Cape Cod, the area around Plymouth, Mass., South County, R.I. and courses along Long Island Sound in Connecticut are some of the most delicious places to play when the nights turn cool and the trees fire up for their annual display of color.

Like biting into a lush Macintosh or Cortland apple, golf during October and November along the New England coastline can send you into a reverie that will sustain you through the cold weather. And if that cold weather, or at least the white stuff, doesn’t come until January or February so much the better. The courses we’ll talk about keep their fairways and greens open throughout the year, weather permitting.

Because of the ocean waters that drift by to the east, Cape Cod enjoys some fabulous and at times unexpectedly mild weather during October and November. They call it “champagne air” when the breeze blows easily off the salt water and floats over this narrow strip of land that runs from Bourne to Provincetown. And remember, the massive crowds of summer have long gone, leaving the courses to dedicated golfers who would rather give up their jobs that put their sticks away after Labor Day.

“We’ll stay open year round as long as we don’t get snow,” said Tom Tobey, head professional at Bay Pointe Country Club in Onset. “And I think fall is the best time of the year to play golf on the Cape.”

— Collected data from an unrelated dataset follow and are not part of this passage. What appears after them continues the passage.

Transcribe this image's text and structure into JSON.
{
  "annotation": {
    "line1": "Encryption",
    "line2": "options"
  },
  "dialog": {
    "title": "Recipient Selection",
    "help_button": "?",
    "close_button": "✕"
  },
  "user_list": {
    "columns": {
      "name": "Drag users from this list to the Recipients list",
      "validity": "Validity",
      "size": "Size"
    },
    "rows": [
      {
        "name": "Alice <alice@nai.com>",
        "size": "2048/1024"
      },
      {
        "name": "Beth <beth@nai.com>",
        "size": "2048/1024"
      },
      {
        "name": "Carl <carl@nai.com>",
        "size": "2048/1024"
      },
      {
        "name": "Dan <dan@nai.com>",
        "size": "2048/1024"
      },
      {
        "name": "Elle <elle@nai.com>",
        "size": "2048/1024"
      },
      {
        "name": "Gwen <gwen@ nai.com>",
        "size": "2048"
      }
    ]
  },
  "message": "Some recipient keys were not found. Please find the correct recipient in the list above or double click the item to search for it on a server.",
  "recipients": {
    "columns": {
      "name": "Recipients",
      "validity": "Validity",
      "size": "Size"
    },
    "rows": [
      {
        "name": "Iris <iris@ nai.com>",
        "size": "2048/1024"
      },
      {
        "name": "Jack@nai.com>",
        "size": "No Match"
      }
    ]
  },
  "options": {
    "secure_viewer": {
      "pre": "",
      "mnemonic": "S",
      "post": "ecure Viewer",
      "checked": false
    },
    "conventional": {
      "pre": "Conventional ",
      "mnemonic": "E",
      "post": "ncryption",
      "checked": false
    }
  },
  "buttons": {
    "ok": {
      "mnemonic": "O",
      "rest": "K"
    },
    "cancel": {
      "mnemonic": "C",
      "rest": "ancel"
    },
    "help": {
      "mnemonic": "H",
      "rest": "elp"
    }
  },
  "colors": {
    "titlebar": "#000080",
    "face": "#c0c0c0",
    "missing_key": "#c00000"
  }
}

“We are open 363 days of the year weather permits,” claims Dave Bartlett, director of golf at The Brookside Club in Bourne.
Here are a few recommendations on where you can feel like summer will never end, even when the leaves start tumbling to the ground.

Lets start in Plymouth, a short ride south from Beantown at Waverly Oaks Golf Club, one of the top courses in New England. This is a challenging and scenic layout that is impeccably manicured, with wide, forgiving fairways and Tour quality greens. There’s an 18-hole championship tract and a nine-hole “challenger” course. The layouts here embody many of the classic designs associated with some of the most famous courses in the U.S. and feature dramatic elevation changes. The championship 18 measures 7,114 yards for the tips, but has several teeing areas to meet the playing abilities of all golfers.

Waverly has a number of superb holes, including possibly the most difficult and imposing par-three in New England--or anywhere else for that matter. It’s a majestic 251-yarder from the tips and the tee shot is to an elevated green. You had better hit it true. Balls short tumble down into a monstrous sand trap that sits some 30 feet below the putting surface.

The Captains Golf Club in Brewster with two superb 18-hole layouts, the Captains Golf Course located in the laid-back charming mid-Cape area of Olde Cape Cod is considered one of the premier golf destinations in the Northeast.

The Port and Starboard courses are interesting, challenging routings and well maintained throughout the year.
The Port Course plays 6,724 yards from the tips and carries a course rating of 73.5 and a slope of 130.

The Starboard Course is around 50 yards longer from the back markers and is rated 72.6 with a slope of 130. There are three other sets of tees on both courses to meet the playing abilities of all visitors.

The club has a splendid practice and golf learning center featuring over 40 grass tee stations with target greens surrounded by bunkers amid a rolling terrain that simulates actual course conditions.

One the sweetest tests of golf on Cape Cod is Bayberry Hills Golf Course and The Links 9 located in the historic town of Yarmouth.

The original 18 holes at Bayberry Hills was designed by the notable team of Geoffrey Cornish and Brian Silva and opened for play in 1986. A Lines 9 was opened in 1999.

This is a true “championship” layout, which can be stretched to almost 7,200 yards, although it’s slope of 123 from the tips indicates that good players can go low here provided they manage their games appropriately.

The track features seven par-fours of over 400 yards and three par-threes over 200 yards, including the monstrous 241-yard 17th hole. Number four is a superb par-four, playing around 400 yards with water guarding the right side of the fairway landing area and the front of the green.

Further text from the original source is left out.